What is the recommended way to find out which nodes in the cluster are offline using the rest API?

In Kibana monitoring I can see which nodes are offline but I am not sure how Kibana actually determines that - does it do a comparison between a previously known list of nodes?

Cheers,

Hi,

You can find the number of active nodes by querying GET /_nodes/stats in the Kibana console or from the following rest end point - http://ip:9200/_nodes/stats

Thanks, my impression was GET _nodes/stats only shows nodes that are up and not those that are down? Also, from the JSON returned, do I have to look at the processs.timestamp key and figure out when it was up last - how do I determine that the node is down from the JSON?

That's true.
I believe that Monitoring stores the fact that a node has been seen then if the node does not report statistics after a while to the monitoring cluster then its considered as down.

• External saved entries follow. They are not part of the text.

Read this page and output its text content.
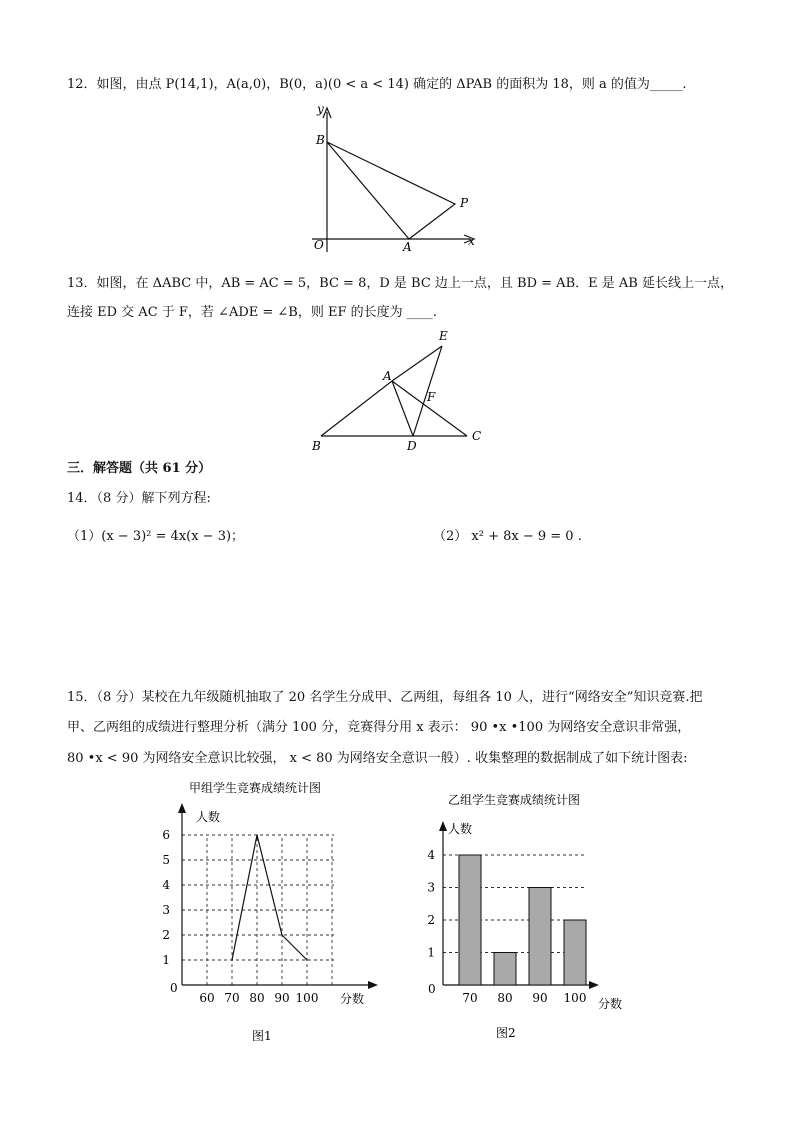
12．如图，由点 P(14,1)，A(a,0)，B(0，a)(0 < a < 14) 确定的 ΔPAB 的面积为 18，则 a 的值为_____.
y
B
P
O	A	x
13．如图，在 ΔABC 中，AB = AC = 5，BC = 8，D 是 BC 边上一点，且 BD = AB．E 是 AB 延长线上一点，
连接 ED 交 AC 于 F，若 ∠ADE = ∠B，则 EF 的长度为 ____.
E
A
F
B	D
C
三．解答题（共 61 分）
14．（8 分）解下列方程:
（1）(x − 3)² = 4x(x − 3)；	（2） x² + 8x − 9 = 0 .
15．（8 分）某校在九年级随机抽取了 20 名学生分成甲、乙两组，每组各 10 人，进行“网络安全”知识竞赛.把
甲、乙两组的成绩进行整理分析（满分 100 分，竞赛得分用 x 表示： 90 •x •100 为网络安全意识非常强，
80 •x < 90 为网络安全意识比较强， x < 80 为网络安全意识一般）. 收集整理的数据制成了如下统计图表:
甲组学生竞赛成绩统计图
人数
分数
0
图1
1
2
3
4
5
6
60 70 80 90 100
乙组学生竞赛成绩统计图
人数
分数
0
图2
70 80 90 100
1
2
3
4
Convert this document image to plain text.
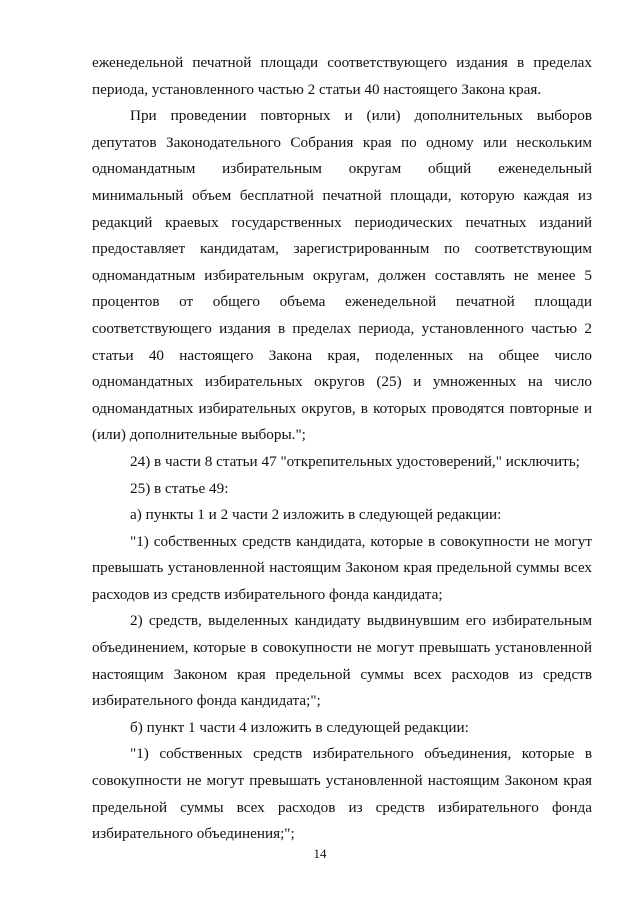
еженедельной печатной площади соответствующего издания в пределах периода, установленного частью 2 статьи 40 настоящего Закона края.

При проведении повторных и (или) дополнительных выборов депутатов Законодательного Собрания края по одному или нескольким одномандатным избирательным округам общий еженедельный минимальный объем бесплатной печатной площади, которую каждая из редакций краевых государственных периодических печатных изданий предоставляет кандидатам, зарегистрированным по соответствующим одномандатным избирательным округам, должен составлять не менее 5 процентов от общего объема еженедельной печатной площади соответствующего издания в пределах периода, установленного частью 2 статьи 40 настоящего Закона края, поделенных на общее число одномандатных избирательных округов (25) и умноженных на число одномандатных избирательных округов, в которых проводятся повторные и (или) дополнительные выборы.";

24) в части 8 статьи 47 "открепительных удостоверений," исключить;

25) в статье 49:

а) пункты 1 и 2 части 2 изложить в следующей редакции:

"1) собственных средств кандидата, которые в совокупности не могут превышать установленной настоящим Законом края предельной суммы всех расходов из средств избирательного фонда кандидата;

2) средств, выделенных кандидату выдвинувшим его избирательным объединением, которые в совокупности не могут превышать установленной настоящим Законом края предельной суммы всех расходов из средств избирательного фонда кандидата;";

б) пункт 1 части 4 изложить в следующей редакции:

"1) собственных средств избирательного объединения, которые в совокупности не могут превышать установленной настоящим Законом края предельной суммы всех расходов из средств избирательного фонда избирательного объединения;";

14
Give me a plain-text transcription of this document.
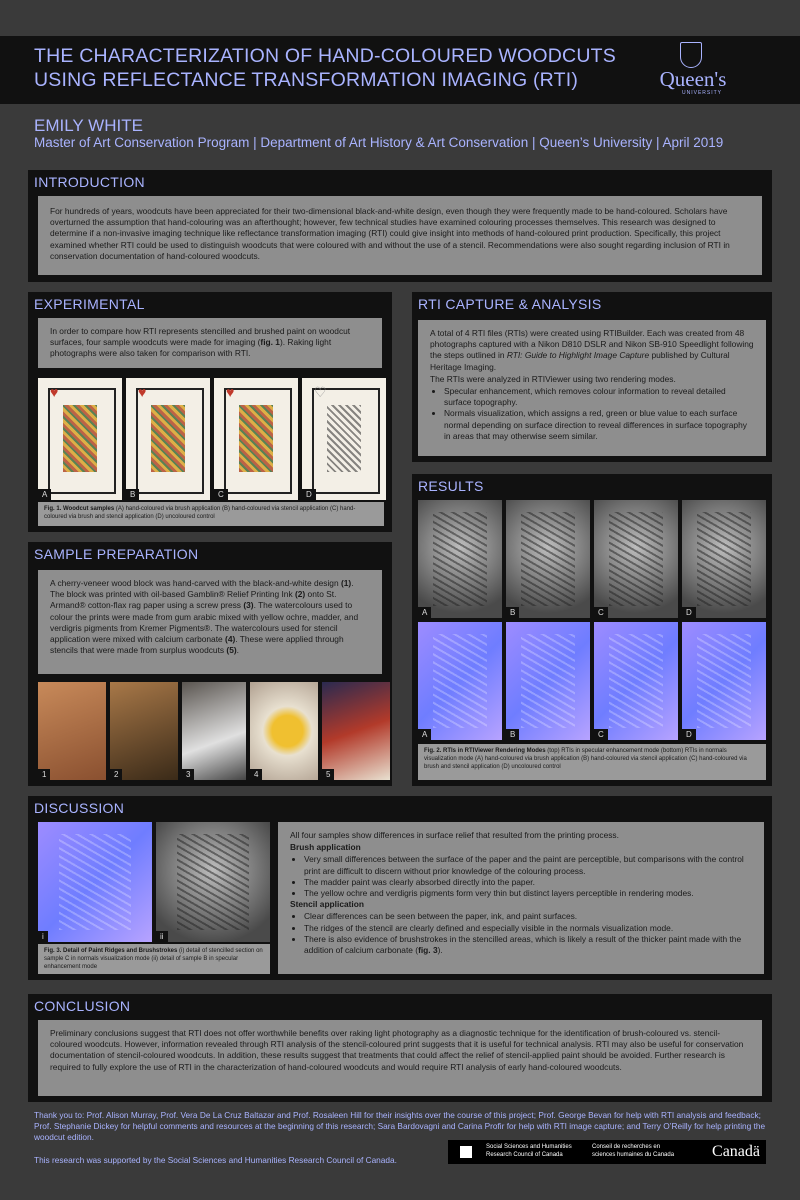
THE CHARACTERIZATION OF HAND-COLOURED WOODCUTS
USING REFLECTANCE TRANSFORMATION IMAGING (RTI)	Queen's
UNIVERSITY
EMILY WHITE
Master of Art Conservation Program | Department of Art History & Art Conservation | Queen’s University | April 2019
INTRODUCTION
For hundreds of years, woodcuts have been appreciated for their two-dimensional black-and-white design, even though they were frequently made to be hand-coloured. Scholars have overturned the assumption that hand-colouring was an afterthought; however, few technical studies have examined colouring processes themselves. This research was designed to determine if a non-invasive imaging technique like reflectance transformation imaging (RTI) could give insight into methods of hand-coloured print production. Specifically, this project examined whether RTI could be used to distinguish woodcuts that were coloured with and without the use of a stencil. Recommendations were also sought regarding inclusion of RTI in conservation documentation of hand-coloured woodcuts.
EXPERIMENTAL
In order to compare how RTI represents stencilled and brushed paint on woodcut surfaces, four sample woodcuts were made for imaging (fig. 1). Raking light photographs were also taken for comparison with RTI.
♥
A
♥
B
♥
C
♡
D
Fig. 1. Woodcut samples (A) hand-coloured via brush application (B) hand-coloured via stencil application (C) hand-coloured via brush and stencil application (D) uncoloured control
SAMPLE PREPARATION
A cherry-veneer wood block was hand-carved with the black-and-white design (1). The block was printed with oil-based Gamblin® Relief Printing Ink (2) onto St. Armand® cotton-flax rag paper using a screw press (3). The watercolours used to colour the prints were made from gum arabic mixed with yellow ochre, madder, and verdigris pigments from Kremer Pigments®. The watercolours used for stencil application were mixed with calcium carbonate (4). These were applied through stencils that were made from surplus woodcuts (5).
1	2	3	4	5
RTI CAPTURE & ANALYSIS

A total of 4 RTI files (RTIs) were created using RTIBuilder. Each was created from 48 photographs captured with a Nikon D810 DSLR and Nikon SB-910 Speedlight following the steps outlined in RTI: Guide to Highlight Image Capture published by Cultural Heritage Imaging.

The RTIs were analyzed in RTIViewer using two rendering modes.

• Specular enhancement, which removes colour information to reveal detailed surface topography.
• Normals visualization, which assigns a red, green or blue value to each surface normal depending on surface direction to reveal differences in surface topography in areas that may otherwise seem similar.
RESULTS
A	B	C	D
A	B	C	D
Fig. 2. RTIs in RTIViewer Rendering Modes (top) RTIs in specular enhancement mode (bottom) RTIs in normals visualization mode (A) hand-coloured via brush application (B) hand-coloured via stencil application (C) hand-coloured via brush and stencil application (D) uncoloured control
DISCUSSION
i	ii
Fig. 3. Detail of Paint Ridges and Brushstrokes (i) detail of stencilled section on sample C in normals visualization mode (ii) detail of sample B in specular enhancement mode

All four samples show differences in surface relief that resulted from the printing process.

Brush application

• Very small differences between the surface of the paper and the paint are perceptible, but comparisons with the control print are difficult to discern without prior knowledge of the colouring process.
• The madder paint was clearly absorbed directly into the paper.
• The yellow ochre and verdigris pigments form very thin but distinct layers perceptible in rendering modes.

Stencil application

• Clear differences can be seen between the paper, ink, and paint surfaces.
• The ridges of the stencil are clearly defined and especially visible in the normals visualization mode.
• There is also evidence of brushstrokes in the stencilled areas, which is likely a result of the thicker paint made with the addition of calcium carbonate (fig. 3).
CONCLUSION
Preliminary conclusions suggest that RTI does not offer worthwhile benefits over raking light photography as a diagnostic technique for the identification of brush-coloured vs. stencil-coloured woodcuts. However, information revealed through RTI analysis of the stencil-coloured print suggests that it is useful for technical analysis. RTI may also be useful for conservation documentation of stencil-coloured woodcuts. In addition, these results suggest that treatments that could affect the relief of stencil-applied paint should be avoided. Further research is required to fully explore the use of RTI in the characterization of hand-coloured woodcuts and would require RTI analysis of early hand-coloured woodcuts.
Thank you to: Prof. Alison Murray, Prof. Vera De La Cruz Baltazar and Prof. Rosaleen Hill for their insights over the course of this project; Prof. George Bevan for help with RTI analysis and feedback; Prof. Stephanie Dickey for helpful comments and resources at the beginning of this research; Sara Bardovagni and Carina Profir for help with RTI image capture; and Terry O’Reilly for help printing the woodcut edition.
This research was supported by the Social Sciences and Humanities Research Council of Canada.
Social Sciences and Humanities
Research Council of Canada
Conseil de recherches en
sciences humaines du Canada Canadä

I did not check the code though.

1 Like

I ran into the same problem a few years ago: There is nothing in GET _nodes/stats telling you if a node has dropped out of the cluster. And Kibana monitoring will only show the node (in gray) for the duration of the selected Time Range (1 hour by default), after that it will be gone from Kibana surveillance too, until it rejoins the cluster.

My solution was to create a simple cluster deployment configuration, which I found useful for other things too (such as full cluster restarts), in which I list all the nodes that should be in a particular cluster. Then a monitoring script uses this configuration when checking _nodes/stats and reports if a node is missing. This requires a bit of scripting but is a straight forward job for a programmer.

1 Like

Thanks David and Bernt!

We have the same approach and have a config file as well that lists out all the nodes that are supposed to be running (with their settings/attributes) which I was planning to use to do the comparison with GET _cat/nodes (which also only shows members that are up).

Just wanted to check that I'm not going the more complicated way before I implement the above - thanks guys for giving me the confidence :smile: .

1 Like

This topic was automatically closed 28 days after the last reply. New replies are no longer allowed.